Some mysteries of Freemasons lodge revealed

The Gazette, Maryland/August 10, 2006

My walks with Willy (my dog) often take me up to the end of Fair Street, past a large white two-story building that never fails to convey a sense of mystery. The windows are painted over so you can’t see inside, and I never see anyone go in it or come out of it. Only the sign and the mowed lawn give evidence that the building is not a vacant warehouse.

In fact, as the sign announces, the building is called Solomon’s Lodge No.121 and is home to a local chapter of Freemasons. They have just mounted a brand new Web site with information about the Lodge and its members, at Here, I was able to solve some of the mystery.

Solomon’s Lodge has been in existence for 140 years, and some of its members have belonged for over 50 years. Freemasonry is the oldest and largest fraternities in the world. Freemasonry started in the Middle Ages, with the craftsmen who built the beautiful cathedrals, abbeys and castles of medieval Europe. The stonemasons who created these awe-inspiring structures formed craft guilds to protect the secrets of their building trade and to pass on their knowledge to worthy and deserving apprentices.

As time passed, and the trade of masonry declined, the principles and the fellowship of the Freemasons continued to attract men from other professions, men of learning, integrity and goodwill. In 1717, the mason leaders created a formal organization in England, which quickly came to the American colonies. Many of our Founding Fathers — including George Washington, Benjamin Franklin and Paul Revere — were Freemasons and freemasonry played important roles in the Constitution Convention and in the debates surrounding the ratification of the Bill of Rights.

Masonry teaches that each person has a responsibility to make things better in the world. It encourages good citizenship and political expression and it engages in numerous charitable activities. Masonry has large projects like children’s hospitals and burn institutes and childhood language disorders clinics with a range of small services for the disadvantaged in the community.

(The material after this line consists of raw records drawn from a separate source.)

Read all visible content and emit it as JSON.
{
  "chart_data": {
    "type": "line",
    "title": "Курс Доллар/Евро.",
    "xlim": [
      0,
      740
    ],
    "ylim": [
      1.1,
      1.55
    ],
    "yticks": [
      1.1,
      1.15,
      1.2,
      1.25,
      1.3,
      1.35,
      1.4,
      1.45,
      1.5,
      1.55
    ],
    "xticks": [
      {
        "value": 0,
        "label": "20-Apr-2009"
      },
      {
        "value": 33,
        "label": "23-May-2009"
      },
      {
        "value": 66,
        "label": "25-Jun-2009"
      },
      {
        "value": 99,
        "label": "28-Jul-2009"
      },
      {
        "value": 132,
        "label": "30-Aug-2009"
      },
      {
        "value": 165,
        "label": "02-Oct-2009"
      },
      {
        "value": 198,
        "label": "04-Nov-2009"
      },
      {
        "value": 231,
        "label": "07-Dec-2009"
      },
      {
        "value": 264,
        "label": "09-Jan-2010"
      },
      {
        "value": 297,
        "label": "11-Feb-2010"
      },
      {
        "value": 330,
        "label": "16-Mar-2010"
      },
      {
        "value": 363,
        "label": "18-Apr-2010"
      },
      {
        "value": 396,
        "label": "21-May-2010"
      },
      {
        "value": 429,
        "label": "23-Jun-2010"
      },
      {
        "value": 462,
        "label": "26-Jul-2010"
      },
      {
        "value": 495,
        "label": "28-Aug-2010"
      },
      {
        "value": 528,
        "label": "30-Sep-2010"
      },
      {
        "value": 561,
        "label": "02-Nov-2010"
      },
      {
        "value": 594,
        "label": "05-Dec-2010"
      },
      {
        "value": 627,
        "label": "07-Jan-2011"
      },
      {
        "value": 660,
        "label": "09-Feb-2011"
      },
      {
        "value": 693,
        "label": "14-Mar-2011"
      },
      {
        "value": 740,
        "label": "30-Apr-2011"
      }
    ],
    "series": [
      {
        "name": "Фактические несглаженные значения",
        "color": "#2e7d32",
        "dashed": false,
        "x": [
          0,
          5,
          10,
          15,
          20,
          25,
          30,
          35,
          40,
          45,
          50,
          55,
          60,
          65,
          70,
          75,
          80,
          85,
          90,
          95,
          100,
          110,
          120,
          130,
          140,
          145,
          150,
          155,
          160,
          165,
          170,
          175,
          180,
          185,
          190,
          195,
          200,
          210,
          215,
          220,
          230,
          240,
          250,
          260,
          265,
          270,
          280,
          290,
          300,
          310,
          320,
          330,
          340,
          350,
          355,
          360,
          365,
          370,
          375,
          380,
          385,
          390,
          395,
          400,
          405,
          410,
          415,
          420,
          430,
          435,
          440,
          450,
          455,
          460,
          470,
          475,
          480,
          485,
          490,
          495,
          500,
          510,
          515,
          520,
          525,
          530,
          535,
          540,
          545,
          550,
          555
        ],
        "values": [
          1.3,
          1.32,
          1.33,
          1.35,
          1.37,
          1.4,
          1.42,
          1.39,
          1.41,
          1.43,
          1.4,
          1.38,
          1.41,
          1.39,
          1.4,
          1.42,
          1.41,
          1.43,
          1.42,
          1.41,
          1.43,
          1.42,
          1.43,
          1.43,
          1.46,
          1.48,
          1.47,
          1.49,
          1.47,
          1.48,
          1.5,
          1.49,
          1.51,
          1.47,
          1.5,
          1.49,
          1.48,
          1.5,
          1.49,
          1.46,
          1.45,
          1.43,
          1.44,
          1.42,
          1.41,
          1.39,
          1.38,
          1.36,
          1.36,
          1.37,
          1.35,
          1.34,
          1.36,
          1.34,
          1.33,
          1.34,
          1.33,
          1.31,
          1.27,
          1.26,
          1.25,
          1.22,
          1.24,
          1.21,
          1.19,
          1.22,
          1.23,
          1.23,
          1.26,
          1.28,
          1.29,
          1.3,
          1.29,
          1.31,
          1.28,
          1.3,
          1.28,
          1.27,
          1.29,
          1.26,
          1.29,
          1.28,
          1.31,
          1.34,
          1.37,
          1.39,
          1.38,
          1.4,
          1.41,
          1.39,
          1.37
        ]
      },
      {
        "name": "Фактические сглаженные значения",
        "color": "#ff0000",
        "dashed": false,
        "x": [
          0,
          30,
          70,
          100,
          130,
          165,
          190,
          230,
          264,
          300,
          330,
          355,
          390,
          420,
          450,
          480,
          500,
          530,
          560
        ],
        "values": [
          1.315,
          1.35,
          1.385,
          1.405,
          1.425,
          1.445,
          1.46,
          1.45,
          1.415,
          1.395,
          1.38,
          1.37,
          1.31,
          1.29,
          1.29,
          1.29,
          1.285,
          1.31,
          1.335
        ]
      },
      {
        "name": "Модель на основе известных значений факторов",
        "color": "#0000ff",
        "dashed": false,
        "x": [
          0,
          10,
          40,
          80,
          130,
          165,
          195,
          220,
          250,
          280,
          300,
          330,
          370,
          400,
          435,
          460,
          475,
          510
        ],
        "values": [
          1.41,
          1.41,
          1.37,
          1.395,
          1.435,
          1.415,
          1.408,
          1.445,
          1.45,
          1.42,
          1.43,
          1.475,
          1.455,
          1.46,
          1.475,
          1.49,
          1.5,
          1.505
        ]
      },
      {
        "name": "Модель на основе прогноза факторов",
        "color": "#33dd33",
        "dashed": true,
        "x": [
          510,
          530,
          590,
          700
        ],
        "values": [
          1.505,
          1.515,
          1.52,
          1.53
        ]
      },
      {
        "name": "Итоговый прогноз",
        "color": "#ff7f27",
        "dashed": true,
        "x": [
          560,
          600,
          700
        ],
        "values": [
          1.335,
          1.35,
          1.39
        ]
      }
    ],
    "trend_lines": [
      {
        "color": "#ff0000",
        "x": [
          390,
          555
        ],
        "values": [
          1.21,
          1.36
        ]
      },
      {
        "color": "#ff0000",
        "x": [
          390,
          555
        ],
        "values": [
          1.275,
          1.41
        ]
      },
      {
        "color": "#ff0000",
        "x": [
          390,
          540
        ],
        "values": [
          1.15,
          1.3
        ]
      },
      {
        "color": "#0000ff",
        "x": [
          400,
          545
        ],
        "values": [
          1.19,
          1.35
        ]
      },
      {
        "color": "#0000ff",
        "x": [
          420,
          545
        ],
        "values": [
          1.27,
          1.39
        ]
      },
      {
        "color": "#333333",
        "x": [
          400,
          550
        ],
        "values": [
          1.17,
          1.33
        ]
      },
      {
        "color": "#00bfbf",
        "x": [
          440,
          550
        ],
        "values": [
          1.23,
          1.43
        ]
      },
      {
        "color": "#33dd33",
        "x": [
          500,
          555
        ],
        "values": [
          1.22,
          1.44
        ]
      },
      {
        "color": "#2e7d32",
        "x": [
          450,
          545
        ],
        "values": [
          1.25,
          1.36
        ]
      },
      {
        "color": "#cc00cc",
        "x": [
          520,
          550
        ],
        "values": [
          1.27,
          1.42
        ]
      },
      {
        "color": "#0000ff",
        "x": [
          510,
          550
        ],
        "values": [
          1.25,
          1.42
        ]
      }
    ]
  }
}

Although there is a secretive air about Solomon’s Lodge No. 121, the Web site claims that their membership and their meetings are on public record. Nevertheless, they like to preserve an air of mystery around their ceremonies to lend them dignity and they use secret signs and handgrips to solidify their sense of fraternity. But they say that if you want to become a Mason, all you need to do is ask.

Well, you must also be male. If you are a female, you can join the related organizations, the Order of the Eastern Star, Job’s Daughters (for young women) or Rainbow Girls. Young men can join DeMolay.